Shell scripts (Linux/Mac-specific)

Finally, let us write a script that will enable us to run 10 such simulations and save them in ten different files. Create a file called batch-sim with the following contents:

File:
batch-sim
#!/bin/bash
for ((i = 1; i <= 10; i++))
do
  R CMD BATCH --no-save --no-restore "--args $i" sim.R .sim.Rout &
done

This is pretty straightforward: a simple loop with calls to R at each iteration. One key remark, however, is the existence of the & in the code. This tells Linux to move on to the next line of code without waiting for the command to finish running. Obviously, this is not always a good idea – in particular, if the next line of code depends on a result that the current line is calculating. However, in this example, it’s fine – all the simulations can run at once.

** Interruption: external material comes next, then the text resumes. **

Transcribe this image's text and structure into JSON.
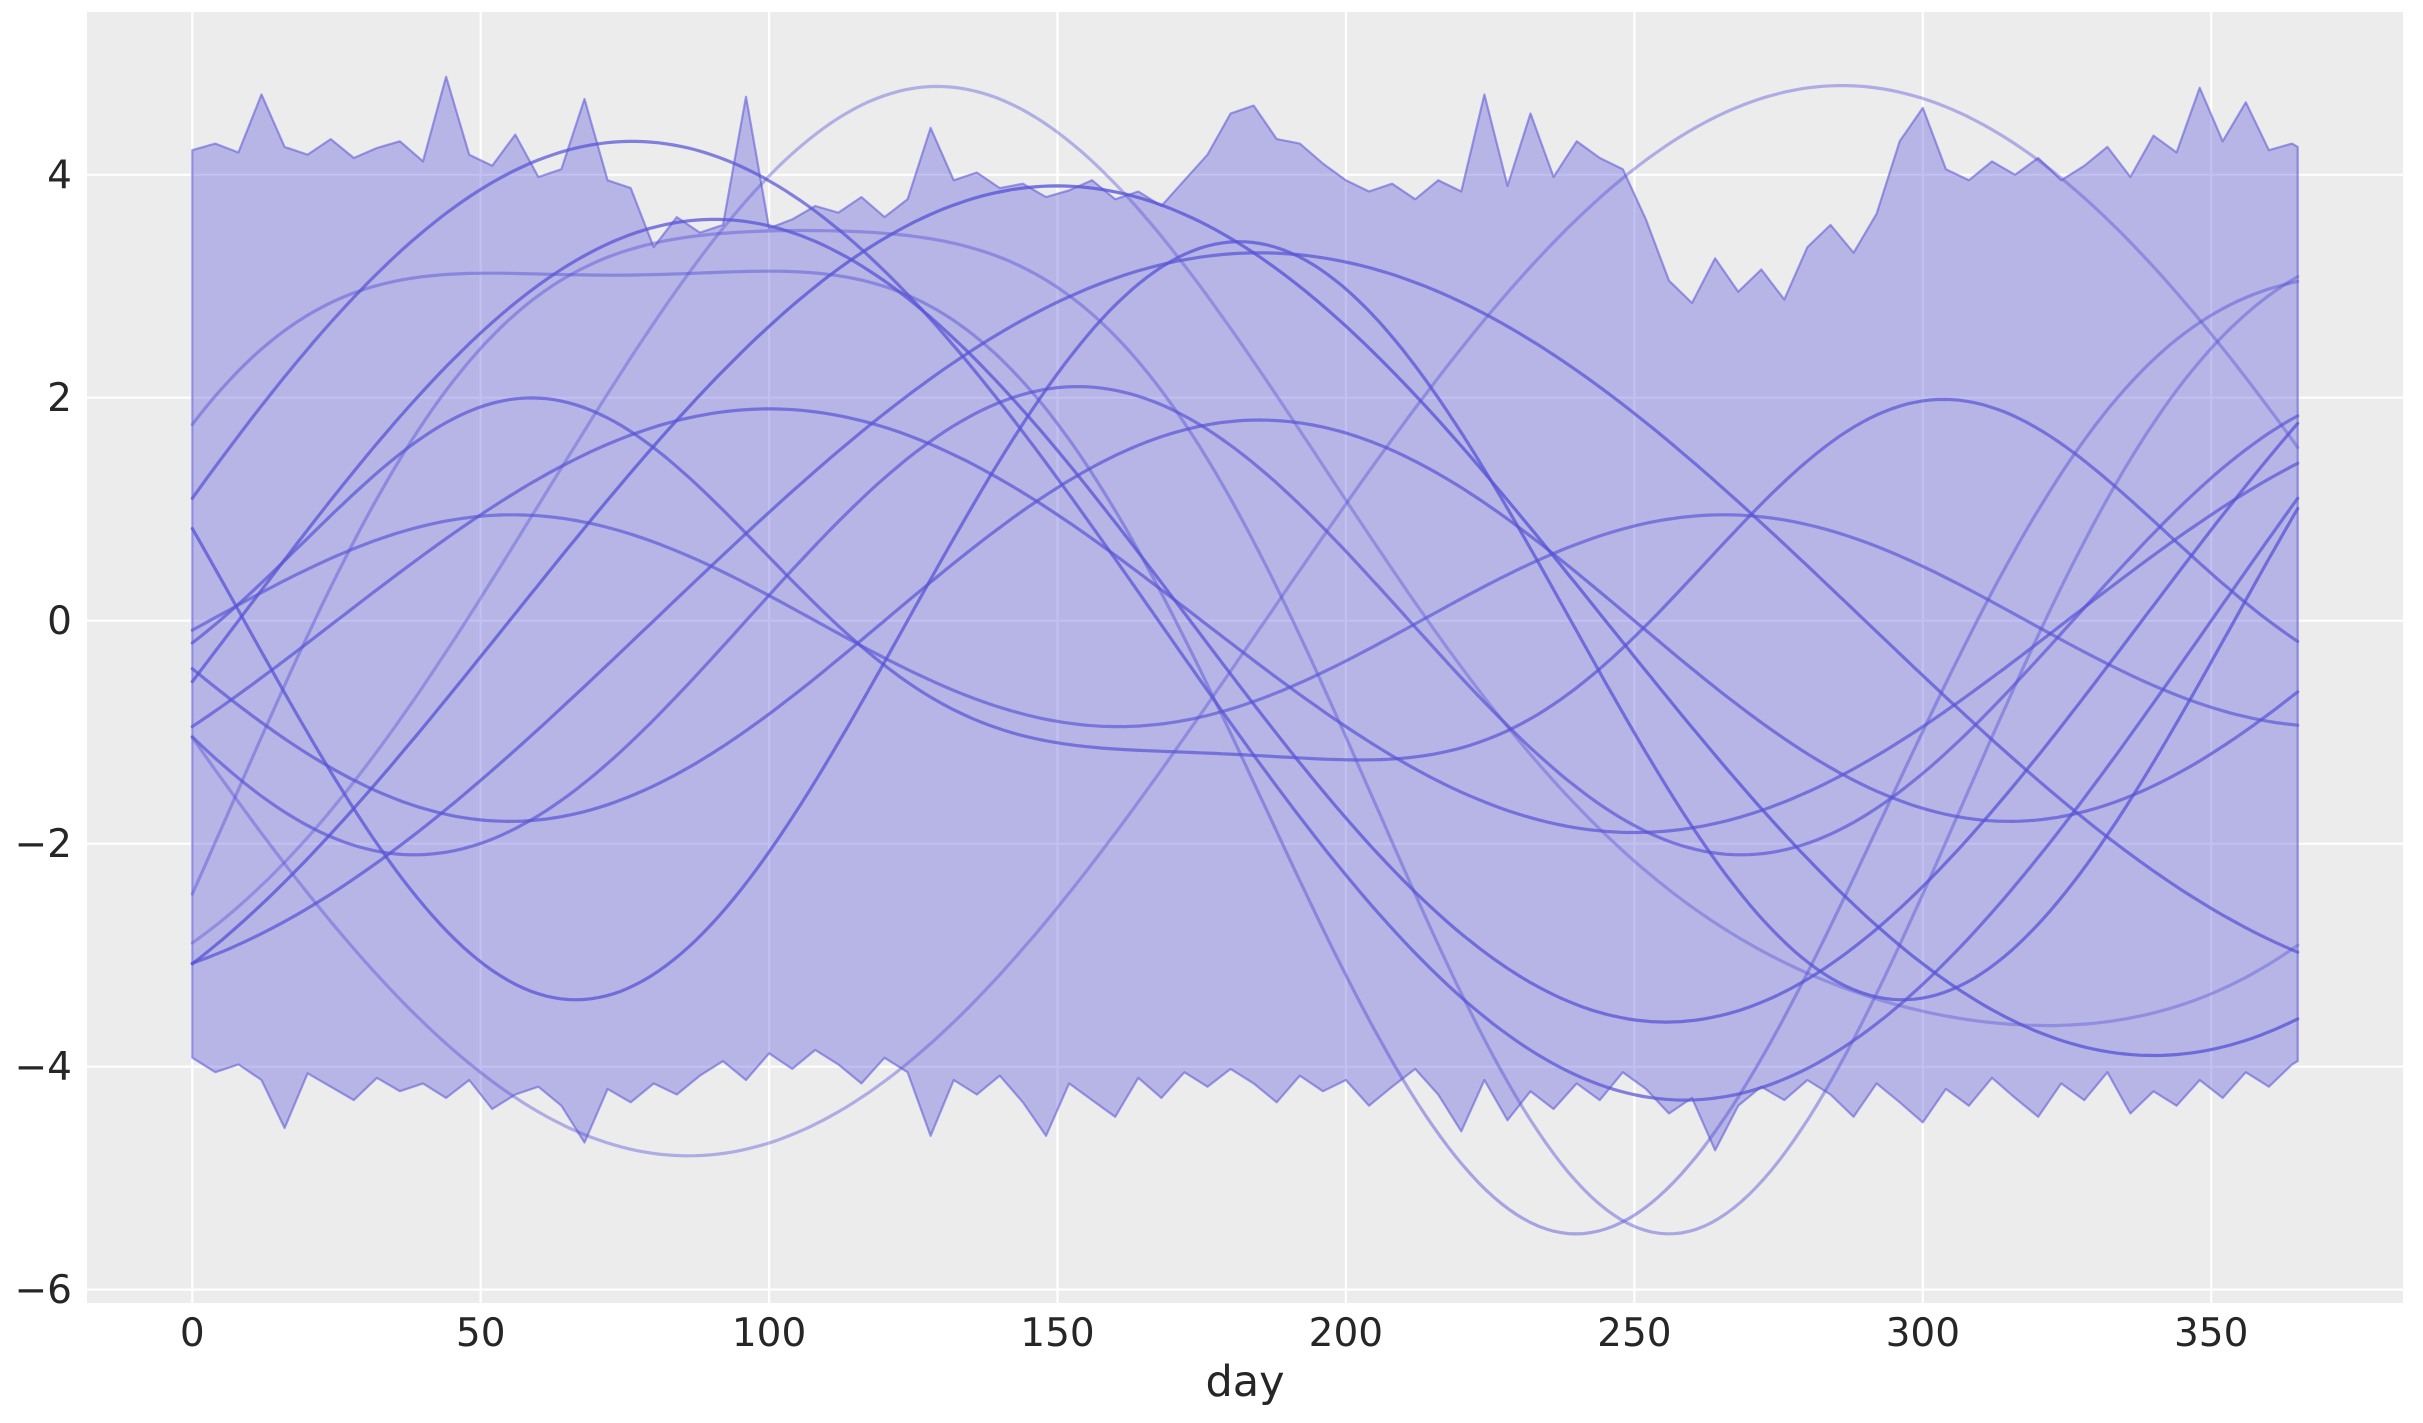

Before we can run the above command, however, we have to tell Linux that the file is an executable script. This is accomplished with the chmod command, which modifies file permissions:

>
chmod u+x batch-sim

The u+x remark means that we want to give the user (that’s us!) permission to run (i.e., e’x’ecute) the file.

We can now run all 10 simulations with a single command:

>
./batch-sim

This will create files sim1.RData through sim10.RData; we can then combine these results to obtain 100,000 replications of our simulation. The same idea extends to, say, analyzing several data sets data1.RData through data200.RData, where the id variable may be referred to at several points in the code. FYI: the ./ in front of batch-sim tells the machine to look in the current directory for the executable command (otherwise the system only looks in the folders specified by the $PATH environment variable).

I should note that it is possible to write and run shell scripts (“batch files”) in Windows, although that isn’t going to help you with the cluster – Neon runs Linux.